Good Thing You’re Not an Octopus!, by Julie Markes, illustrated by Maggie Smith (2001), then try Shhhhh! Everybody’s Sleeping!, by Julie Markes, illustrated by David Parkins (2005): In Good Thing You’re Not an Octopus!, small readers learn that, despite their complaints about things like getting dressed or a taking nap, things aren’t really so bad for them since an octopus has to deal with eight legs getting dressed and bears sleep all winter long! Shhhhh! Everybody’s Sleeping! similarly helps children keep things in perspective by listing all the community helpers who are also sleeping (like the child should be doing!). Markes’ humorous approach and the funny illustrations keep either of these books from being didactic despite the overall message of (gently) “Get over it; it’s not so bad!” 😉
Polar Bear Morning, by Lauren Thompson, pictures by Stephen Savage (2013), then try Polar Bear Night, by Lauren Thompson, pictures by Stephen Savage (2004): Geometric, spare illustrations in muted shades help tell the story of a little polar bear’s adventures outside her cave. In Polar Bear Morning, the little polar bear ventures out of her cave one morning and meets a new friend. In Polar Bear Night, she explores the world outside while her mother sleeps on, experiencing a meteor shower and a borealis, then she goes back to her cave and her mother at home. These picture books are deceptively simple; the questions posed to the reader (mimicking think-alouds) and occasionally complex vocabulary require an adult reader with a younger child, and they make the books that much more enriching and no less cute!
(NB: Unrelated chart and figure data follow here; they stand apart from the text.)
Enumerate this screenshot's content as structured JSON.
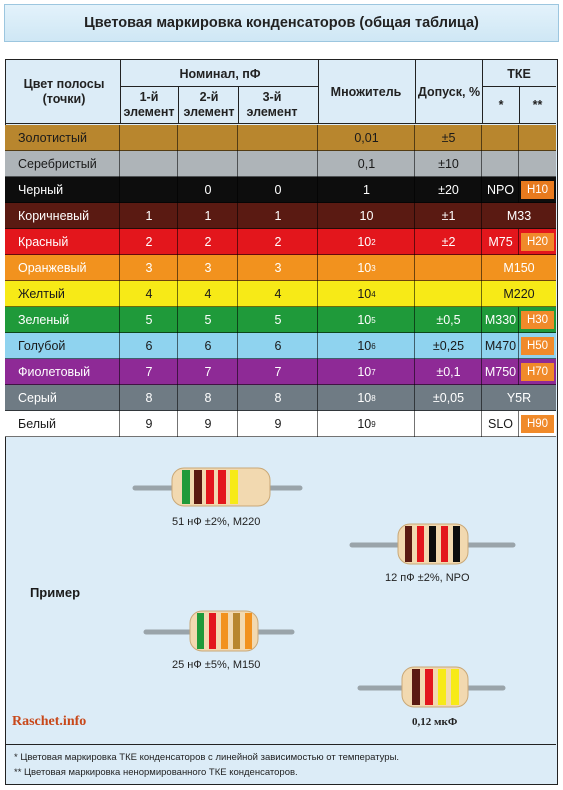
{
  "title": "Цветовая маркировка конденсаторов (общая таблица)",
  "header": {
    "color_col": "Цвет полосы (точки)",
    "nominal": "Номинал, пФ",
    "first": "1-й элемент",
    "second": "2-й элемент",
    "third": "3-й элемент",
    "multiplier": "Множитель",
    "tolerance": "Допуск, %",
    "tke": "ТКЕ",
    "tke_star1": "*",
    "tke_star2": "**"
  },
  "rows": [
    {
      "name": "Золотистый",
      "bg": "#b8862e",
      "fg": "#1a1a1a",
      "d1": "",
      "d2": "",
      "d3": "",
      "mul": "0,01",
      "exp": "",
      "tol": "±5",
      "t1": "",
      "t2": "",
      "t2bg": ""
    },
    {
      "name": "Серебристый",
      "bg": "#aeb4b8",
      "fg": "#1a1a1a",
      "d1": "",
      "d2": "",
      "d3": "",
      "mul": "0,1",
      "exp": "",
      "tol": "±10",
      "t1": "",
      "t2": "",
      "t2bg": ""
    },
    {
      "name": "Черный",
      "bg": "#0d0d0d",
      "fg": "#ffffff",
      "d1": "",
      "d2": "0",
      "d3": "0",
      "mul": "1",
      "exp": "",
      "tol": "±20",
      "t1": "NPO",
      "t2": "H10",
      "t2bg": "#e87a1e"
    },
    {
      "name": "Коричневый",
      "bg": "#5a1a12",
      "fg": "#ffffff",
      "d1": "1",
      "d2": "1",
      "d3": "1",
      "mul": "10",
      "exp": "",
      "tol": "±1",
      "t1": "M33",
      "t2": "",
      "t2bg": ""
    },
    {
      "name": "Красный",
      "bg": "#e3161c",
      "fg": "#ffffff",
      "d1": "2",
      "d2": "2",
      "d3": "2",
      "mul": "10",
      "exp": "2",
      "tol": "±2",
      "t1": "M75",
      "t2": "H20",
      "t2bg": "#f08a2a"
    },
    {
      "name": "Оранжевый",
      "bg": "#f2921e",
      "fg": "#ffffff",
      "d1": "3",
      "d2": "3",
      "d3": "3",
      "mul": "10",
      "exp": "3",
      "tol": "",
      "t1": "M150",
      "t2": "",
      "t2bg": ""
    },
    {
      "name": "Желтый",
      "bg": "#f7ea17",
      "fg": "#1a1a1a",
      "d1": "4",
      "d2": "4",
      "d3": "4",
      "mul": "10",
      "exp": "4",
      "tol": "",
      "t1": "M220",
      "t2": "",
      "t2bg": ""
    },
    {
      "name": "Зеленый",
      "bg": "#1f9a3a",
      "fg": "#ffffff",
      "d1": "5",
      "d2": "5",
      "d3": "5",
      "mul": "10",
      "exp": "5",
      "tol": "±0,5",
      "t1": "M330",
      "t2": "H30",
      "t2bg": "#f08a2a"
    },
    {
      "name": "Голубой",
      "bg": "#8fd3ef",
      "fg": "#1a1a1a",
      "d1": "6",
      "d2": "6",
      "d3": "6",
      "mul": "10",
      "exp": "6",
      "tol": "±0,25",
      "t1": "M470",
      "t2": "H50",
      "t2bg": "#f08a2a"
    },
    {
      "name": "Фиолетовый",
      "bg": "#8e2a96",
      "fg": "#ffffff",
      "d1": "7",
      "d2": "7",
      "d3": "7",
      "mul": "10",
      "exp": "7",
      "tol": "±0,1",
      "t1": "M750",
      "t2": "H70",
      "t2bg": "#f08a2a"
    },
    {
      "name": "Серый",
      "bg": "#6f7b84",
      "fg": "#ffffff",
      "d1": "8",
      "d2": "8",
      "d3": "8",
      "mul": "10",
      "exp": "8",
      "tol": "±0,05",
      "t1": "Y5R",
      "t2": "",
      "t2bg": ""
    },
    {
      "name": "Белый",
      "bg": "#ffffff",
      "fg": "#1a1a1a",
      "d1": "9",
      "d2": "9",
      "d3": "9",
      "mul": "10",
      "exp": "9",
      "tol": "",
      "t1": "SLO",
      "t2": "H90",
      "t2bg": "#f08a2a"
    }
  ],
  "example": {
    "label": "Пример",
    "captions": [
      "51 нФ ±2%, M220",
      "12 пФ ±2%, NPO",
      "25 нФ ±5%, M150",
      "0,12 мкФ"
    ],
    "band_colors": [
      [
        "#1f9a3a",
        "#5a1a12",
        "#e3161c",
        "#e3161c",
        "#f7ea17"
      ],
      [
        "#5a1a12",
        "#e3161c",
        "#0d0d0d",
        "#e3161c",
        "#0d0d0d"
      ],
      [
        "#1f9a3a",
        "#e3161c",
        "#f2921e",
        "#b8862e",
        "#f2921e"
      ],
      [
        "#5a1a12",
        "#e3161c",
        "#f7ea17",
        "#f7ea17"
      ]
    ]
  },
  "watermark": "Raschet.info",
  "footnotes": [
    "*  Цветовая маркировка ТКЕ конденсаторов с линейной зависимостью от температуры.",
    "** Цветовая маркировка ненормированного ТКЕ конденсаторов."
  ]
}
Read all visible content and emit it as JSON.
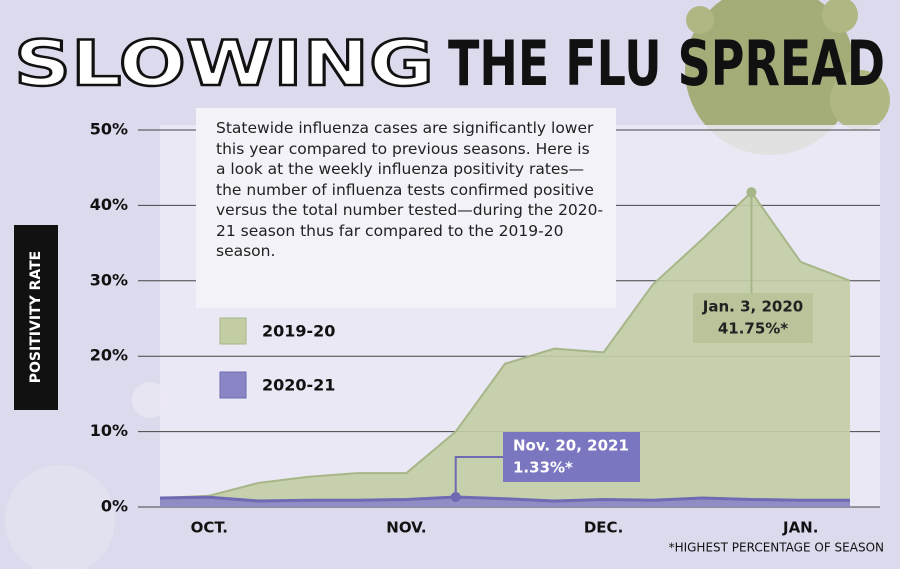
{
  "chart_data": {
    "type": "area",
    "title": [
      "SLOWING",
      "THE FLU SPREAD"
    ],
    "description": "Statewide influenza cases are significantly lower this year compared to previous seasons. Here is a look at the weekly influenza positivity rates—the number of influenza tests confirmed positive versus the total number tested—during the 2020-21 season thus far compared to the 2019-20 season.",
    "y_label": "POSITIVITY RATE",
    "categories": [
      null,
      "OCT.",
      null,
      null,
      null,
      "NOV.",
      null,
      null,
      null,
      "DEC.",
      null,
      null,
      null,
      "JAN.",
      null
    ],
    "series": [
      {
        "name": "2019-20",
        "color": "#c3cda4",
        "line_color": "#a7b689",
        "values": [
          1.2,
          1.5,
          3.2,
          4.0,
          4.5,
          4.5,
          10.0,
          19.0,
          21.0,
          20.5,
          29.5,
          35.5,
          41.75,
          32.5,
          30.0
        ],
        "annotation": [
          "Jan. 3, 2020",
          "41.75%*"
        ]
      },
      {
        "name": "2020-21",
        "color": "#8a86c6",
        "line_color": "#6f6ab3",
        "values": [
          1.2,
          1.3,
          0.8,
          0.9,
          0.9,
          1.0,
          1.33,
          1.1,
          0.8,
          1.0,
          0.9,
          1.2,
          1.0,
          0.9,
          0.9
        ],
        "annotation": [
          "Nov. 20, 2021",
          "1.33%*"
        ]
      }
    ],
    "ylim": [
      0,
      50
    ],
    "yticks": [
      {
        "value": 0,
        "label": "0%"
      },
      {
        "value": 10,
        "label": "10%"
      },
      {
        "value": 20,
        "label": "20%"
      },
      {
        "value": 30,
        "label": "30%"
      },
      {
        "value": 40,
        "label": "40%"
      },
      {
        "value": 50,
        "label": "50%"
      }
    ],
    "grid": true,
    "footnote": "*HIGHEST PERCENTAGE OF SEASON"
  }
}
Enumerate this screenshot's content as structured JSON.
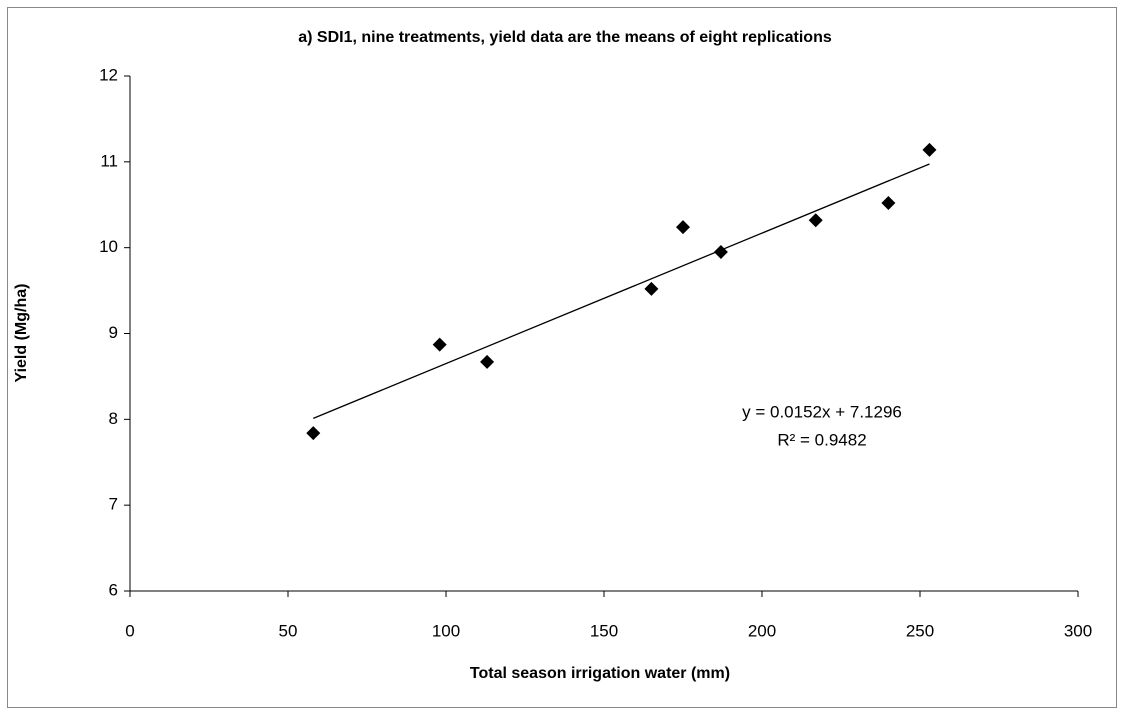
{
  "chart_data": {
    "type": "scatter",
    "title": "a)  SDI1, nine treatments, yield data are the means of eight replications",
    "x_label": "Total season  irrigation water (mm)",
    "y_label": "Yield  (Mg/ha)",
    "x": [
      58,
      98,
      113,
      165,
      175,
      187,
      217,
      240,
      253
    ],
    "values": [
      7.84,
      8.87,
      8.67,
      9.52,
      10.24,
      9.95,
      10.32,
      10.52,
      11.14
    ],
    "color": "#000000",
    "xlim": [
      0,
      300
    ],
    "xticks": [
      0,
      50,
      100,
      150,
      200,
      250,
      300
    ],
    "ylim": [
      6,
      12
    ],
    "yticks": [
      6,
      7,
      8,
      9,
      10,
      11,
      12
    ],
    "grid": false,
    "trendline": {
      "slope": 0.0152,
      "intercept": 7.1296,
      "equation": "y = 0.0152x + 7.1296",
      "r_squared": "R² = 0.9482"
    }
  }
}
The Lion & the Mouse, by Jerry Pinkney (2009), then try Twinkle, Twinkle, Little Star, by Jerry Pinkney (2011): Both of these books are all about the lush illustrations. The Lion & the Mouse, a wordless retelling (of sorts) of the Aesop fable, won the Caldecott Medal in 2010. Although I probably should have studied up on the fable a little more before sharing the book with my children, GirlChild did a pretty good job of understanding the story based on the illustrations without my help. (I did point out small details that I thought she might miss and asked questions to guide her commentary.) Twinkle, Twinkle, Little Star includes the well-known lyrics (as well as other verses not so well-known), but the illustrations take a little more finesse to interpret because they don’t actually illustrate the song; they show a little chipmunk who is having a very big dream! Pinkney’s extremely detailed art will give small readers a lot to explore with a parent or on their own.
If none of these titles piques your interest, try searching “Sleep–Fiction” or “Bedtime–Fiction” in the subject search of your local library’s online catalog to find a book for bedtime that matches your child’s interests.
BONUS! Ten, Nine, Eight, by Molly Bang (1996): I couldn’t think of a read-alike for this one other than counting books in general, but this cute bedtime counting book by Molly Bang is a Caldecott Honor book and definitely a good one for your collection!